A comparative study of the performance of K-nearest neighbors and support vector machines for classification of groundwater

نویسندگانمحمد ساکی زاده-روح اله میرزایی محمد آبادی
تاریخ انتشار۰-۰-۰۱
رتبه نشریهعلمی - پژوهشی
نمایه نشریهISC ,SID

چکیده مقاله

The aim of this paper is to examine the feasibility of SVMs and K-NN classifiers for the classification of an aquifer in Khuzestan Province, Iran. For this purpose, 17 groundwater quality variables (EC, TDS, Turbidity, pH, Total hardness, Ca, Mg, Total alkalinity, Sulfate, Nitrate, Nitrite, Fluoride, Phosphate, Fe, Mn, Cu, Cr(VI)) from 41 wells and springs during an eight years time period (2006 to 2013) were used. Cluster analysis was used leading to a dendrogram that differentiated two distinct groups. Factor analysis extracted eight factors accumulatively accounting for 90.97 percents of the total variance so, the variation of 17 variables can be covered by just eight factors. K-nearest neighbor (K-NN) and Support vector machines (SVMs) were applied for the classification of the considered aquifer. The results of SVMs indicate that the best performed model was related to an exponent of degree one with an accuracy of 94% for the test data set in which the sensitivity and specificity were 1.00 and 0.87, respectively. In addition, there was not any significant difference among the results of different kernels indicating that an acceptable result can be achieved by selecting optimum parameters of a kernel.
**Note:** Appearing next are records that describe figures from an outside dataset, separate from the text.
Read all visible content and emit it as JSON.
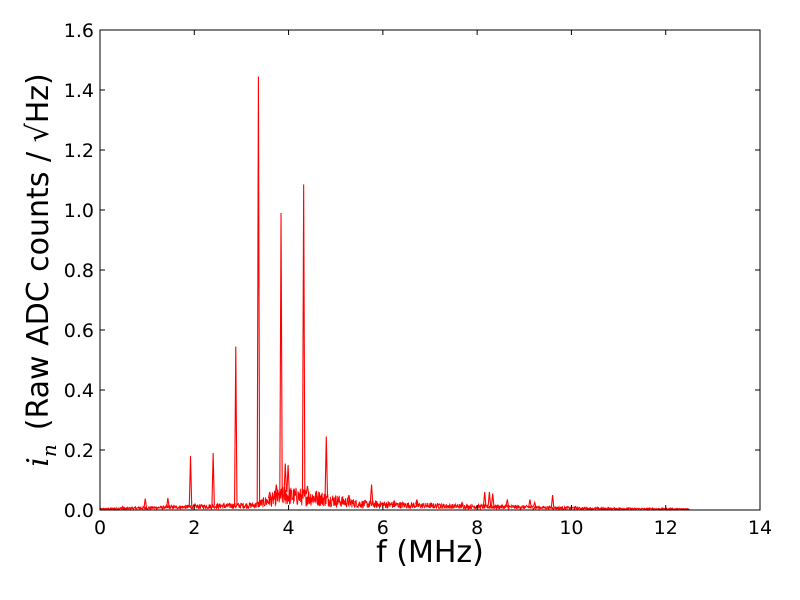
{
  "chart_data": {
    "type": "line",
    "title": "",
    "xlabel": "f (MHz)",
    "ylabel": "(Raw ADC counts / √Hz)",
    "ylabel_symbol": "i",
    "ylabel_subscript": "n",
    "xlim": [
      0,
      14
    ],
    "ylim": [
      0,
      1.6
    ],
    "xticks": [
      0,
      2,
      4,
      6,
      8,
      10,
      12,
      14
    ],
    "yticks": [
      0.0,
      0.2,
      0.4,
      0.6,
      0.8,
      1.0,
      1.2,
      1.4,
      1.6
    ],
    "xtick_labels": [
      "0",
      "2",
      "4",
      "6",
      "8",
      "10",
      "12",
      "14"
    ],
    "ytick_labels": [
      "0.0",
      "0.2",
      "0.4",
      "0.6",
      "0.8",
      "1.0",
      "1.2",
      "1.4",
      "1.6"
    ],
    "grid": false,
    "legend": "none",
    "series": [
      {
        "color": "#ff0000",
        "x_range": [
          0,
          12.5
        ],
        "peaks": [
          {
            "x": 0.48,
            "y": 0.012
          },
          {
            "x": 0.96,
            "y": 0.038
          },
          {
            "x": 1.44,
            "y": 0.04
          },
          {
            "x": 1.92,
            "y": 0.18
          },
          {
            "x": 2.4,
            "y": 0.19
          },
          {
            "x": 2.88,
            "y": 0.545
          },
          {
            "x": 3.36,
            "y": 1.445
          },
          {
            "x": 3.6,
            "y": 0.06
          },
          {
            "x": 3.74,
            "y": 0.085
          },
          {
            "x": 3.84,
            "y": 0.99
          },
          {
            "x": 3.93,
            "y": 0.155
          },
          {
            "x": 3.99,
            "y": 0.15
          },
          {
            "x": 4.32,
            "y": 1.085
          },
          {
            "x": 4.4,
            "y": 0.08
          },
          {
            "x": 4.8,
            "y": 0.245
          },
          {
            "x": 5.28,
            "y": 0.05
          },
          {
            "x": 5.76,
            "y": 0.085
          },
          {
            "x": 6.24,
            "y": 0.03
          },
          {
            "x": 6.72,
            "y": 0.035
          },
          {
            "x": 7.2,
            "y": 0.02
          },
          {
            "x": 7.68,
            "y": 0.025
          },
          {
            "x": 8.16,
            "y": 0.06
          },
          {
            "x": 8.26,
            "y": 0.06
          },
          {
            "x": 8.33,
            "y": 0.055
          },
          {
            "x": 8.64,
            "y": 0.035
          },
          {
            "x": 9.12,
            "y": 0.035
          },
          {
            "x": 9.22,
            "y": 0.025
          },
          {
            "x": 9.6,
            "y": 0.05
          },
          {
            "x": 10.08,
            "y": 0.012
          },
          {
            "x": 10.56,
            "y": 0.008
          },
          {
            "x": 11.04,
            "y": 0.006
          },
          {
            "x": 12.0,
            "y": 0.005
          }
        ],
        "noise_floor": [
          {
            "x": 0.0,
            "y": 0.004
          },
          {
            "x": 3.3,
            "y": 0.02
          },
          {
            "x": 3.9,
            "y": 0.06
          },
          {
            "x": 4.6,
            "y": 0.05
          },
          {
            "x": 5.5,
            "y": 0.025
          },
          {
            "x": 7.5,
            "y": 0.015
          },
          {
            "x": 9.0,
            "y": 0.012
          },
          {
            "x": 10.5,
            "y": 0.006
          },
          {
            "x": 12.5,
            "y": 0.004
          }
        ]
      }
    ]
  }
}
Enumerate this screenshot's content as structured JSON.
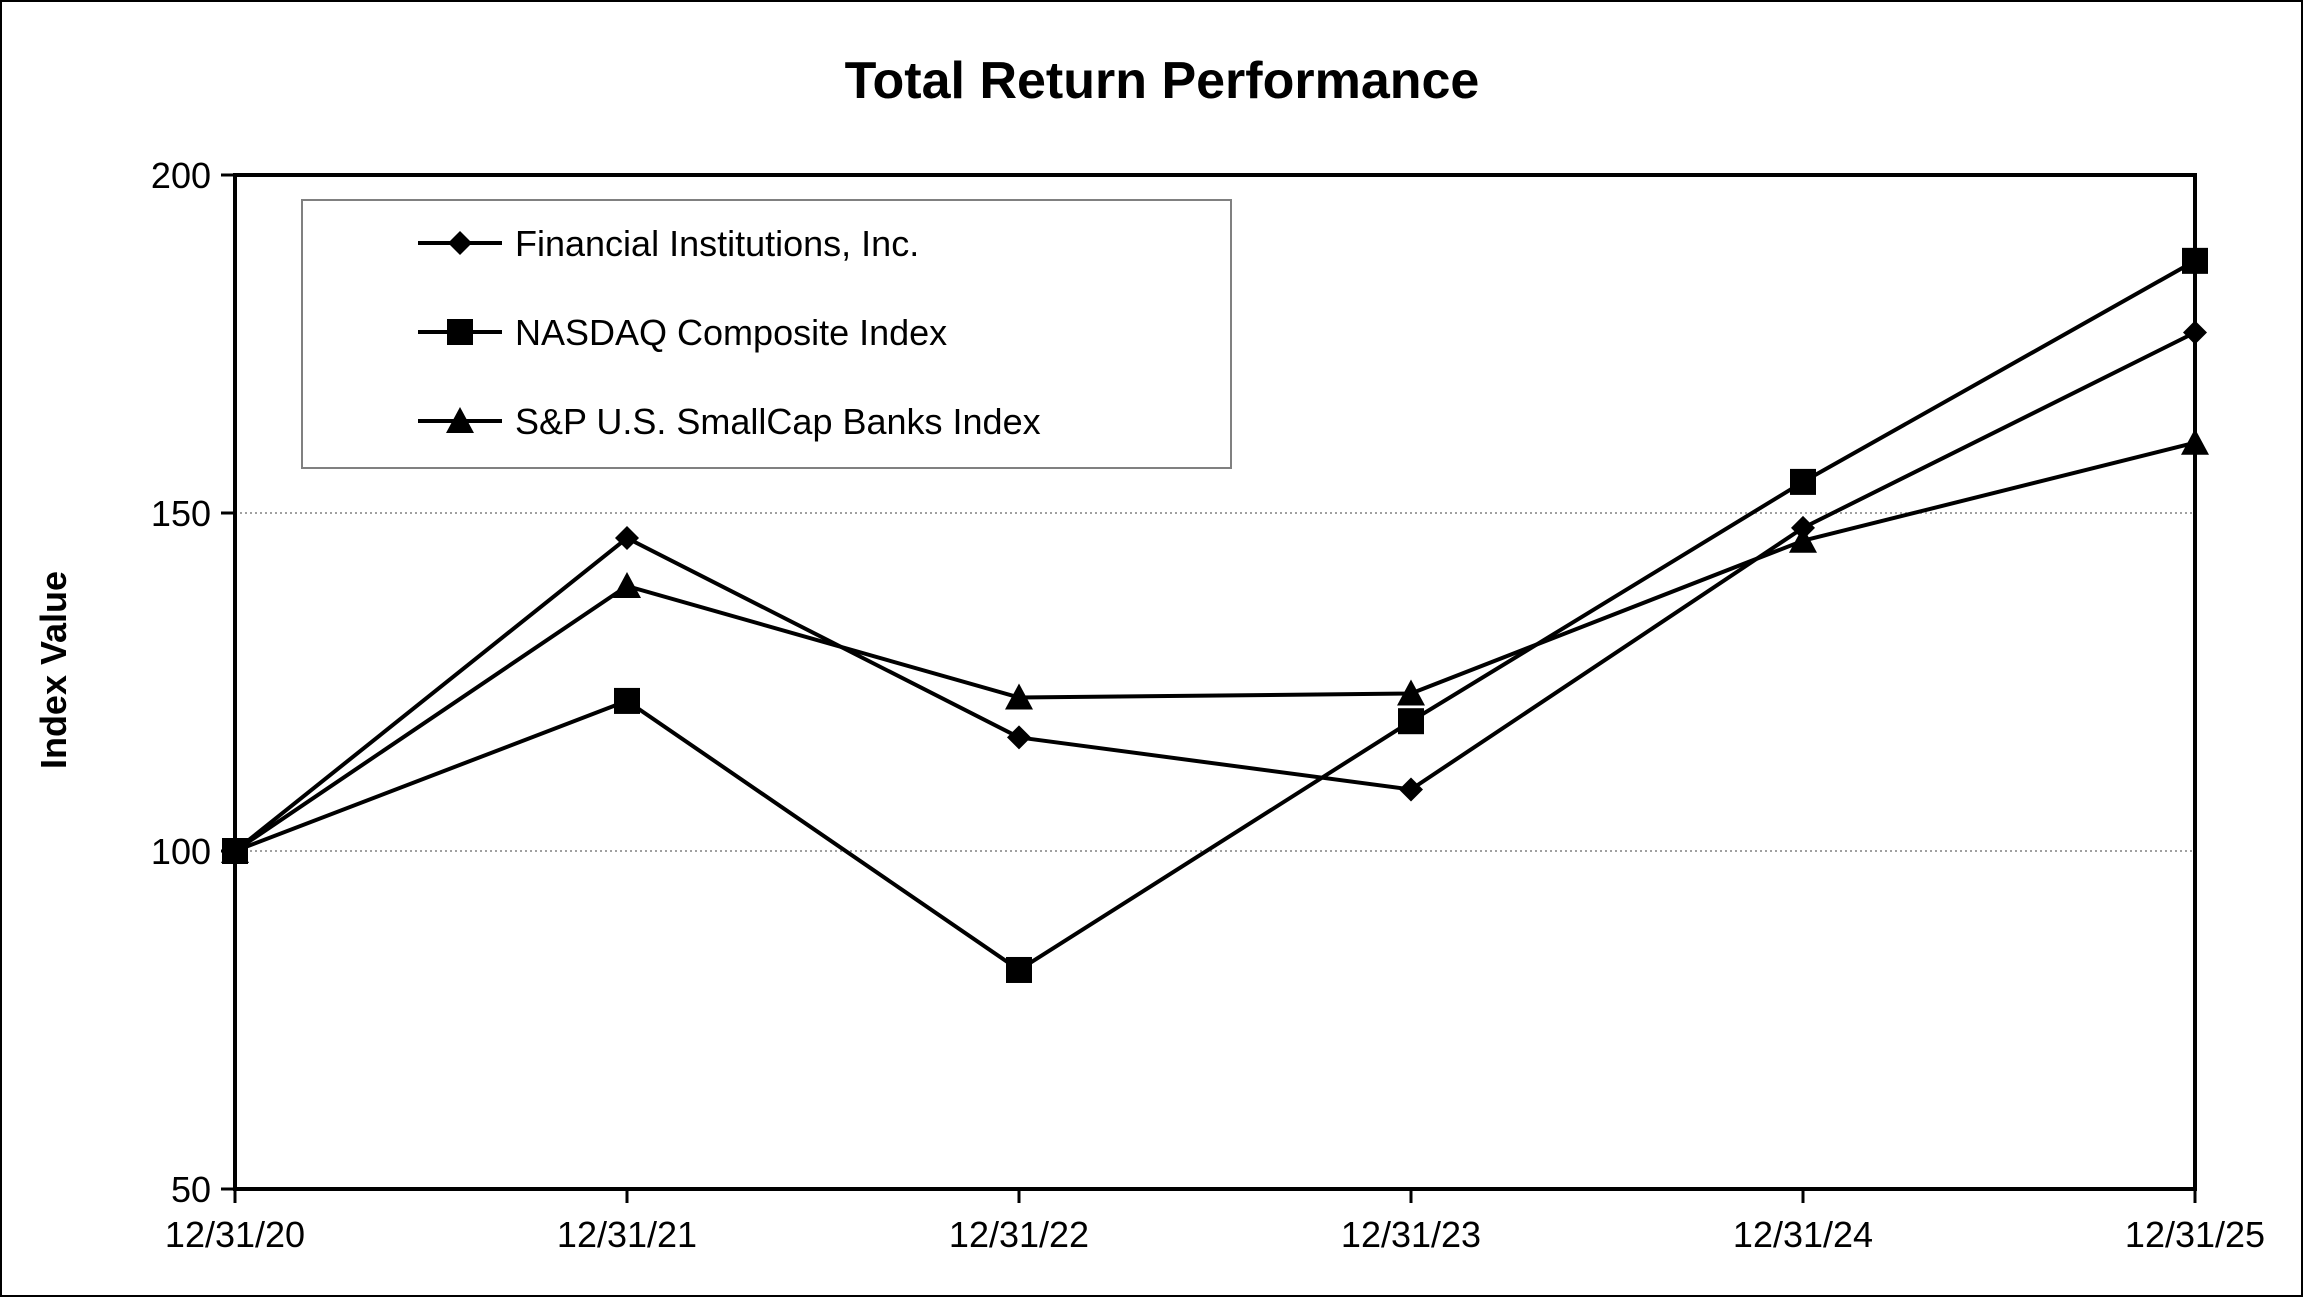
{
  "chart_data": {
    "type": "line",
    "title": "Total Return Performance",
    "xlabel": "",
    "ylabel": "Index Value",
    "categories": [
      "12/31/20",
      "12/31/21",
      "12/31/22",
      "12/31/23",
      "12/31/24",
      "12/31/25"
    ],
    "ylim": [
      50,
      200
    ],
    "yticks": [
      "50",
      "100",
      "150",
      "200"
    ],
    "grid": "horizontal-dotted",
    "legend_placement": "top-left",
    "line_color": "#000000",
    "series": [
      {
        "name": "Financial Institutions, Inc.",
        "marker": "diamond",
        "values": [
          100,
          146.3,
          116.8,
          109.1,
          147.8,
          176.7
        ]
      },
      {
        "name": "NASDAQ Composite Index",
        "marker": "square",
        "values": [
          100,
          122.2,
          82.4,
          119.2,
          154.6,
          187.3
        ]
      },
      {
        "name": "S&P U.S. SmallCap Banks Index",
        "marker": "triangle",
        "values": [
          100,
          139.2,
          122.7,
          123.3,
          145.9,
          160.4
        ]
      }
    ]
  }
}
The results of K-NN showed roughly lower efficiency compared with that of SVMs where sensitivity and specificity had reduced to 0.90 and 0.88, respectively whereas the accuracy of this model was 93%. A sensitivity analysis was performed on groundwater quality variables suggesting that calcium next to nitrate are the most influential parameters in the classification of this aquifer.